The ignorance seems to be working. Recently, Virgil’s had a two-hour wait on both Friday and Saturday night.
Buschle has a theory about why people may keep going to restaurants even in a recession.
“The majority of consumers are so far removed from their food and food supply that they don’t have the wherewithal, time or energy to provide that for themselves on a daily basis,” he says.
Maybe eating out is no longer considered a luxury for everyone. For those who hate to cook, or don’t feel like they know how, it might be a necessity. After all, we have to eat.
Dwight, who’s also a restaurant consultant, says he would never open a restaurant in this economy.
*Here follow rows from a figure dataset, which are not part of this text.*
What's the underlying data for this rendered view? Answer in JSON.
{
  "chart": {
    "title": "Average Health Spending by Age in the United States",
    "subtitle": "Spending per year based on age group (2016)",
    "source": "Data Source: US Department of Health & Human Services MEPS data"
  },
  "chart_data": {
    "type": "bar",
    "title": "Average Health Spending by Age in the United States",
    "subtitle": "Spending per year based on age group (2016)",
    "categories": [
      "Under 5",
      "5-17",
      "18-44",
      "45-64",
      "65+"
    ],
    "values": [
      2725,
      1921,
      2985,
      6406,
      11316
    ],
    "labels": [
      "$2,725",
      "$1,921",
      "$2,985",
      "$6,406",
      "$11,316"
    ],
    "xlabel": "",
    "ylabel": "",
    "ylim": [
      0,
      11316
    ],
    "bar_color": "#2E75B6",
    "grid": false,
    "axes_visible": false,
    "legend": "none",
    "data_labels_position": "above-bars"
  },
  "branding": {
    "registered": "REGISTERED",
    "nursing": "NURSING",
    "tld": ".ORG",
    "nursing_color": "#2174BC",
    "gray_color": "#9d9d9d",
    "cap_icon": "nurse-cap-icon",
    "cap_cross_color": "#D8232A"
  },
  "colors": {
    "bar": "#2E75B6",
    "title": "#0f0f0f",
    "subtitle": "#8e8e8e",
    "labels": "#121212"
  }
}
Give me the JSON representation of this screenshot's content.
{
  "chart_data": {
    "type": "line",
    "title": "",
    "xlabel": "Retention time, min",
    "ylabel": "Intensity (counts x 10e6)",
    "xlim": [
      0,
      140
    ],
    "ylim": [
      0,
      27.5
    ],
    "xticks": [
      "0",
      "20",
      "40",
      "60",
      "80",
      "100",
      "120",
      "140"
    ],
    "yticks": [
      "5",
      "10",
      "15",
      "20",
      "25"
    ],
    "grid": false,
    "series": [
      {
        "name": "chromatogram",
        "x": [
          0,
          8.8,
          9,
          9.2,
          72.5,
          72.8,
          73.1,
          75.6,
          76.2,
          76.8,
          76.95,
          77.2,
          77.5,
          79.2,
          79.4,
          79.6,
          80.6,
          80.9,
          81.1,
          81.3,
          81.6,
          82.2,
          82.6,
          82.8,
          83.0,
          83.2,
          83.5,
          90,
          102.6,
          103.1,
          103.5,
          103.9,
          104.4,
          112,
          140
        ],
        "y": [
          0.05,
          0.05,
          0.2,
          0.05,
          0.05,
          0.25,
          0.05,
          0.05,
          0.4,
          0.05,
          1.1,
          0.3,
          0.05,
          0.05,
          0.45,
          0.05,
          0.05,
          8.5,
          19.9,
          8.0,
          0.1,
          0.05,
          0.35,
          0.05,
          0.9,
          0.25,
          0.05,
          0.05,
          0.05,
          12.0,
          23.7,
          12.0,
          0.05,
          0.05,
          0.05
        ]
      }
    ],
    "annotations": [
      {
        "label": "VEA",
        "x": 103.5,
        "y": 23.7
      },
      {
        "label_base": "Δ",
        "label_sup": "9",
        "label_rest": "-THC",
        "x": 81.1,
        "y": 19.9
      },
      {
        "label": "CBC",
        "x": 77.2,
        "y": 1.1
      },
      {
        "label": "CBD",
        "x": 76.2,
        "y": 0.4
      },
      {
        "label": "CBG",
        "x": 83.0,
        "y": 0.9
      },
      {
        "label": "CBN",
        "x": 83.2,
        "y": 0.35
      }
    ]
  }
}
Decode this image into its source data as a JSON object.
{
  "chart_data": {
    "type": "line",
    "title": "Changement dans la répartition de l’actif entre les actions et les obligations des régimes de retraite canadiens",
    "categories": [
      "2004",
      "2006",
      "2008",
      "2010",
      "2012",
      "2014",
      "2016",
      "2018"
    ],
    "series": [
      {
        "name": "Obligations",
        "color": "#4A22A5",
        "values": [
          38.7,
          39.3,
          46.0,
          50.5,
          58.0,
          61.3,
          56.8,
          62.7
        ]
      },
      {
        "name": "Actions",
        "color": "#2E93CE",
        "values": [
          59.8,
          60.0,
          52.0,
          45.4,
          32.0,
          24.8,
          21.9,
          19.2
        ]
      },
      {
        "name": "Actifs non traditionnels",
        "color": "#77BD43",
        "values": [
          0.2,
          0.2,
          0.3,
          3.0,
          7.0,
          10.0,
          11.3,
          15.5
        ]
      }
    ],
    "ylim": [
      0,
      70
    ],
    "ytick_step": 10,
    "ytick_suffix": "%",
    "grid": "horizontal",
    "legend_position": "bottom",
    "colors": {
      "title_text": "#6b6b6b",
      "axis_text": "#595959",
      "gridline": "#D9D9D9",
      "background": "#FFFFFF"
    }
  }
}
“Especially if you’re on the luxury end, it’s the worst time since the Great Depression to open a restaurant in Cincinnati,” he says.
Even a restaurant on the casual end should give money back to investors instead of going through with it, Dwight says.
“Casual dining has been hit dramatically,” he says. “Even if people are going for comfort food, you can prepare those at home. The real question is, ‘Do people see the value in the convenience end of things?’ ”
That’s a difficult question for anyone to answer right now, but in some cases economics don’t seem to matter. Restaurants sometimes stay open even when they’re barely breaking even, and successful restaurants sometimes shut down because the owners get bored. Some restaurants are ventures of the heart, and the reasons for opening and closing them can be as complicated as the reasons for falling in and out of love.
Gajah Wong will continue to stay open for at least a few more months, offering its passion for Indonesia, rare cuisine and an outdoor bar and garden that is considered one of the best in the city. But Congdon says that even if he doesn’t find a buyer he’ll be gone by the end of summer.